Missing Data as Useful Data
Lead Research Organisation:
University of Glasgow
Department Name: School of Geographical & Earth Sciences
Abstract
Timely yet safe decisions require real-time ingestion and assimilation of data pertaining to system dynamics, cognisant of incompleteness, uncertainty, inherent under/over-representation, and bias. This fellowship will devise and implement novel procedures for accommodating the source and operation of missingness and biases in 'found' or "new forms of" data, such as social media and mobile phone data, and propose new ways of triangulating them with traditional statistical sources. It will provide generic and novel methods to use "new forms of data" in ways that are efficient, effective, and safe to use.

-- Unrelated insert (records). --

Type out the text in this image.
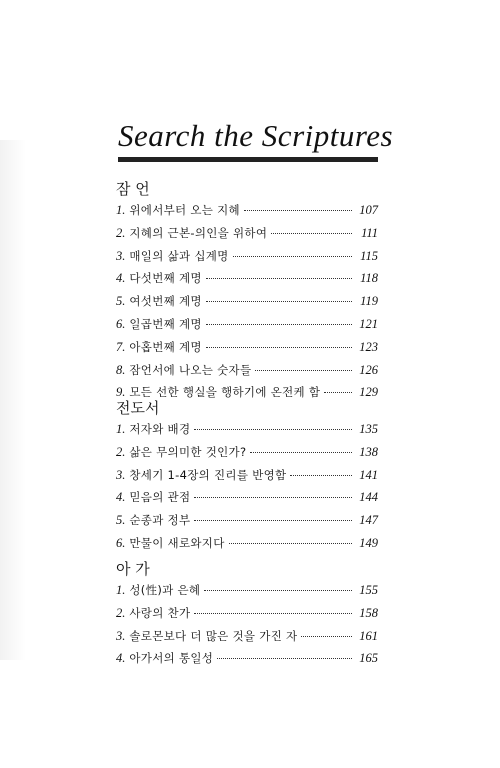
Search the Scriptures
잠 언
1. 위에서부터 오는 지혜	107
2. 지혜의 근본-의인을 위하여	111
3. 매일의 삶과 십계명	115
4. 다섯번째 계명	118
5. 여섯번째 계명	119
6. 일곱번째 계명	121
7. 아홉번째 계명	123
8. 잠언서에 나오는 숫자들	126
9. 모든 선한 행실을 행하기에 온전케 함	129
전도서
1. 저자와 배경	135
2. 삶은 무의미한 것인가?	138
3. 창세기 1-4장의 진리를 반영함	141
4. 믿음의 관점	144
5. 순종과 정부	147
6. 만물이 새로와지다	149
아 가
1. 성(性)과 은혜	155
2. 사랑의 찬가	158
3. 솔로몬보다 더 많은 것을 가진 자	161
4. 아가서의 통일성	165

Our "digitalised" lives and the popularity of social media, ubiquitous sensors, and gadgets have provided us with an unprecedented opportunity to understand society, the economy, wellbeing, and the physical world at a much higher frequency than traditional surveys and polls. However, this information will normally be obtained with uncontrolled recording mechanisms, e.g. observationally, presenting challenges around over/under-representation and biases, missingness, sparsity, and latent dependencies. This inhibits these sources from being integrated effectively with traditional data sources to build a richer, more comprehensive, resource to build and train the latest statistical and cutting-edge deep learning AI models. Any decisions, patterns, and models that arise from such data-even if they constitute the majority of the population-can overlook the needs of those who do not participate. The foundational statistics that will be developed based on proof-of-concept evidence delivered in the first phase of the fellowship, will be applied to a wide range of applications and disciplines, including policing (e.g. under-reported crime, hidden online harms), social care, public health, inclusive city planning, aligned with Office for National Statistics (ONS) strategy, the dynamic census.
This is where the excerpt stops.